Appropriate information about risk of tardive dyskinesia
TD is a material risk to all patients prescribed antipsychotic drugs for the treatment of schizophrenia. This risk should be explained to the patient at the time of initiation of therapy, if they have capacity. If the patient does not have capacity, the prescribing doctor must weigh up all the risks and benefits of treatment and make a decision in the patient's best interests. When the patient regains capacity, their consent for the treatment must be sought. All antipsychotic drugs may cause TD but there is a body of research evidence showing that the first generation antipsychotics have a higher incidence of this adverse event than the second generation drugs. 21 Within three years of commencing antipsychotic drug treatment this differential incidence of TD will result in a 10% difference in prevalence of the disorder in working-age adults. I argue, therefore, that this differential incidence has become a material fact which the patient should know about.

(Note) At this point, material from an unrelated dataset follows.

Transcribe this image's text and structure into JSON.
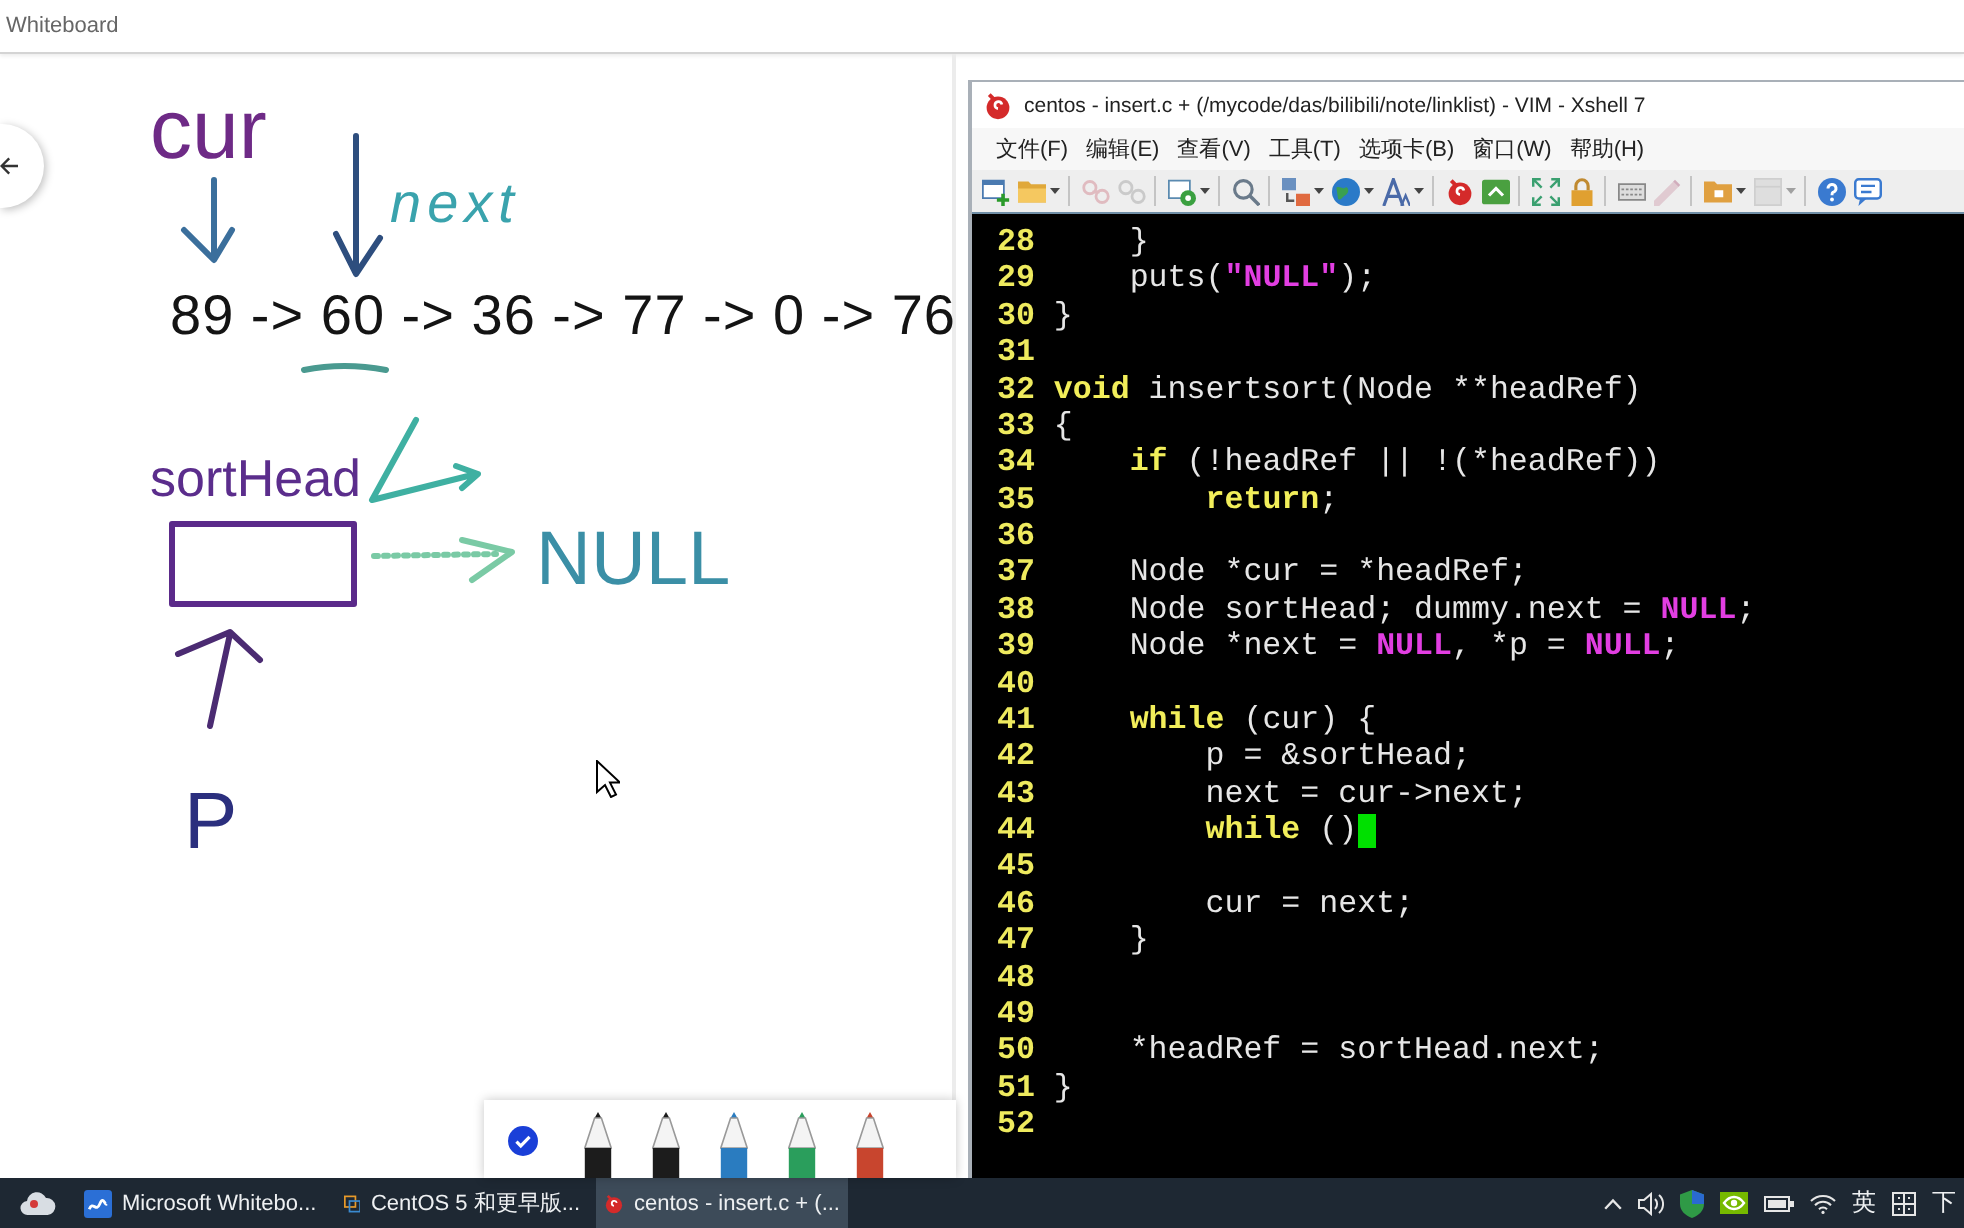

The study by Leucht et al. 22 shows that there may be no significant difference in the incidence of extra-pyramidal side-effects, in general, between second generation antipsychotics and low potency first generation antipsychotics. There has not been enough long-term follow-up studies of patients with schizophrenia exposed only to one single atypical antipsychotic to quantify the risk of TD developing with each atypical. 23 This lack of studies means that doctors cannot give the specific information which patients may request about individual antipsychotic drugs.
Conclusions
The limitations of current knowledge and the uncertainties about incidence of spontaneous versus TD must be explained to patients to gain informed consent to treatment with antipsychotic drugs. The failure to give such advice was one of the minor issues in the successful claim for damages for prescribing an antipsychotic drug reported in this journal in 2007. 24 The benefits of treatment with antipsychotic drugs must also be explained to the patient. Antipsychotic drugs are an essential part of the treatment of the symptoms of schizophrenia. All effective antipsychotics appear to work on dopamine systems in the brain, 25 with the consequent risk of leading to TD symptoms with long-term usage. Antipsychotic drug treatment may be given to patients without their consent in certain circumstances under statute law (Mental Health Act 1983 as amended in England and Wales). TD is only one of the side-effects linked to antipsychotic drug treatment. Patients must also be informed about risks of weight gain, hyperlipidaemia, diabetes mellitus and extra-pyramidal side-effects. The patient and psychiatrist must then make a joint decision about treatment with antipsychotic drugs. This risk of developing TD cannot be eliminated. The patient must be monitored clinically for the development of early signs of TD (plus blood tests to monitor hyperlipidaemia, etc). This monitoring must be continued as long as the patient is taking antipsychotics. The question of which healthcare professional does this monitoring, must be decided locally but it is imperative that the patient receives the monitoring and the ongoing review of the need for continued antipsychotic treatment. This close monitoring of the patient will ensure the patient only receives necessary treatment, the risk of developing TD is managed and the litigation risk to the professional is minimized.